Call it a perfect September day if you can hit Royal Farms in Atwood as Honeycrisps, the apple of choice for both eating and baking around this family-owned operation, are coming off the trees and into the farm market ovens commanded by Erin Veliquette and Alla Johnson. Snag these apple lace turnovers still warm, and taste a bit of heaven. Baking them at home is pretty sweet too.
- 1 pound softened butter
- 2 eggs
- 140 grams sugar (approx. 5/8 cup)
- 20 milliliters milk (4 teaspoons)
- 2 tablespoons baking powder
- 1 kilogram flour (approx. 8 cups)
- 4 Honeycrisp apples, peeled cored and sliced
- 5 tablespoons water
- 3/4 cup sugar
- 1 tablespoon cinnamon
- Powdered sugar (enough for dusting)
For the dough: Mix all ingredients together. Refrigerate one hour. Roll dough to a thin crust. Cut into 5-inch squares and then in half to make triangles.

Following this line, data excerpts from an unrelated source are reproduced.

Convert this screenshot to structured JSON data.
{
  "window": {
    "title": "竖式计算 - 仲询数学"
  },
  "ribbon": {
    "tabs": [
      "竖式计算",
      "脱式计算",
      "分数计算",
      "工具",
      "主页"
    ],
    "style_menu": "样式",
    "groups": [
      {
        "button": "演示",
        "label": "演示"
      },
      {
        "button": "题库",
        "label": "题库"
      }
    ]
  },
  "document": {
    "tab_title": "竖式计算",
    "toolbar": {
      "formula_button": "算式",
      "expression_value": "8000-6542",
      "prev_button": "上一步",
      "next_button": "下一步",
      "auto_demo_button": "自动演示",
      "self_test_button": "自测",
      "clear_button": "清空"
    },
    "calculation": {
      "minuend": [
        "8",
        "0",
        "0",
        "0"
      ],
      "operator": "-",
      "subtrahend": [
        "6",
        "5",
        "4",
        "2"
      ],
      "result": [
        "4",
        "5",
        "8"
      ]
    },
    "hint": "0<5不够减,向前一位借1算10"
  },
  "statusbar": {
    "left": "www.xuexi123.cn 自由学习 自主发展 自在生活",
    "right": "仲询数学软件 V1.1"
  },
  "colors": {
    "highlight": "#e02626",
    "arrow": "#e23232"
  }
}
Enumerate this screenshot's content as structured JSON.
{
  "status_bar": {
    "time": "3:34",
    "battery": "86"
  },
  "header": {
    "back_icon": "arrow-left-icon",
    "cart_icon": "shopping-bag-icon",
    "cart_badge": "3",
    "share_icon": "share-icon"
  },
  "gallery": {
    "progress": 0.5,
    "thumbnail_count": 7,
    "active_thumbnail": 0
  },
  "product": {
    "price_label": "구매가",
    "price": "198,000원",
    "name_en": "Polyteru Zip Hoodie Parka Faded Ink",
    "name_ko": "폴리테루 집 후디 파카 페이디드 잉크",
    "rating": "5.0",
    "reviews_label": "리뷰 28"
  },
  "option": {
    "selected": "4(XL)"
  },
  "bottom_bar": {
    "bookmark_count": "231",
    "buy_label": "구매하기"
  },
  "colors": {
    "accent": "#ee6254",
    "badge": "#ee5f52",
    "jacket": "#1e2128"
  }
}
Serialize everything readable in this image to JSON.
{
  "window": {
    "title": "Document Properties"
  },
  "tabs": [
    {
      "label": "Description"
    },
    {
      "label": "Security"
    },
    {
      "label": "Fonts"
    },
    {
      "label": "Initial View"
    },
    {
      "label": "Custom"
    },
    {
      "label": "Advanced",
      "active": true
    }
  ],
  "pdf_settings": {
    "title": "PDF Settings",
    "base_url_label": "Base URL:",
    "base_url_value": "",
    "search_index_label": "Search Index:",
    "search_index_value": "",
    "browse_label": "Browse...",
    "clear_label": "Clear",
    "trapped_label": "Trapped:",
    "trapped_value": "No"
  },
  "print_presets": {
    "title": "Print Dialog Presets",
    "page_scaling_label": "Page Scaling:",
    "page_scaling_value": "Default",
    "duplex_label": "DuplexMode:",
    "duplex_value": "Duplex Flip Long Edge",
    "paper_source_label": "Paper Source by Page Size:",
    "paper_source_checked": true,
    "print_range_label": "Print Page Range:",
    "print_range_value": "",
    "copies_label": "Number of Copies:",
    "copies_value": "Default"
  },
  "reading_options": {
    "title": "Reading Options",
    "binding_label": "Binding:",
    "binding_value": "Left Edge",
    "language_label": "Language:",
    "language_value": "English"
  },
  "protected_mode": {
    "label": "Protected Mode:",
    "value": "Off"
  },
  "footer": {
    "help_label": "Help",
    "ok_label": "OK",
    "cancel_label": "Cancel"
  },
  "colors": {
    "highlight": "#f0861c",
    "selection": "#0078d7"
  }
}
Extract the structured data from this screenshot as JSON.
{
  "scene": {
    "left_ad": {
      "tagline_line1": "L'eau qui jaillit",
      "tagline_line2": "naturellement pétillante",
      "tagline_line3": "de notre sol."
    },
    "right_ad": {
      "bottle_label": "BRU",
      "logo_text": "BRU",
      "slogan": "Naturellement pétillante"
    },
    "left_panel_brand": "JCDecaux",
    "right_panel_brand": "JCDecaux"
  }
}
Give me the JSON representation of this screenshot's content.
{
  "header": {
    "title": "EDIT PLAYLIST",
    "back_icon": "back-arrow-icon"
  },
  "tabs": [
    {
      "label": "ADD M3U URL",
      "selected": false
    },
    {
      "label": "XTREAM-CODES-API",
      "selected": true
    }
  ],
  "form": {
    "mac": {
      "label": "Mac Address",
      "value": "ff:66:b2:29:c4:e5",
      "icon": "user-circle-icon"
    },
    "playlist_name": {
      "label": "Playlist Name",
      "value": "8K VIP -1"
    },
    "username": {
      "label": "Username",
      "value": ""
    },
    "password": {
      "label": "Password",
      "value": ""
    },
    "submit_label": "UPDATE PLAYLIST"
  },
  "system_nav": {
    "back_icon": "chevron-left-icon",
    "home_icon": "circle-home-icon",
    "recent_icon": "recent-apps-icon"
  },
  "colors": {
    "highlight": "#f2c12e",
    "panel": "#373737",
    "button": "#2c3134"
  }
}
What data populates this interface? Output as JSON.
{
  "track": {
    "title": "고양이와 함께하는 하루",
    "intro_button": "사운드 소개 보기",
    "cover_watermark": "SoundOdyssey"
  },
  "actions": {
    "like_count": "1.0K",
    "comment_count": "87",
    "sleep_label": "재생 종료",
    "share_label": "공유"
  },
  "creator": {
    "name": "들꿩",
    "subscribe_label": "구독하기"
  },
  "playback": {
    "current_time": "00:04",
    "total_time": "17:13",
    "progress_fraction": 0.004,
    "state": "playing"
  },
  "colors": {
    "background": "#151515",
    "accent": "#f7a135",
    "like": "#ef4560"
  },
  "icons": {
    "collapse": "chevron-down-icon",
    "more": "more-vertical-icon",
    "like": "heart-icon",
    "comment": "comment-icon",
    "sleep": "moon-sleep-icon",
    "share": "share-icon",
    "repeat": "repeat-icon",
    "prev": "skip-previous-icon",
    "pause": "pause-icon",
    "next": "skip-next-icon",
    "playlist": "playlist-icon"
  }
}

For the filling: Cook all ingredients except the powdered sugar in a fry pan until water evaporates and apples become soft.
Fill each triangle with 2 heaping tablespoons of apple filling, running in a 1-inch strip from the midpoint of the long edge to the opposite tip. Score edges of dough and then “lace” it over the filling. Bake at 350 degrees for 20 minutes. When cool, dust with powdered sugar.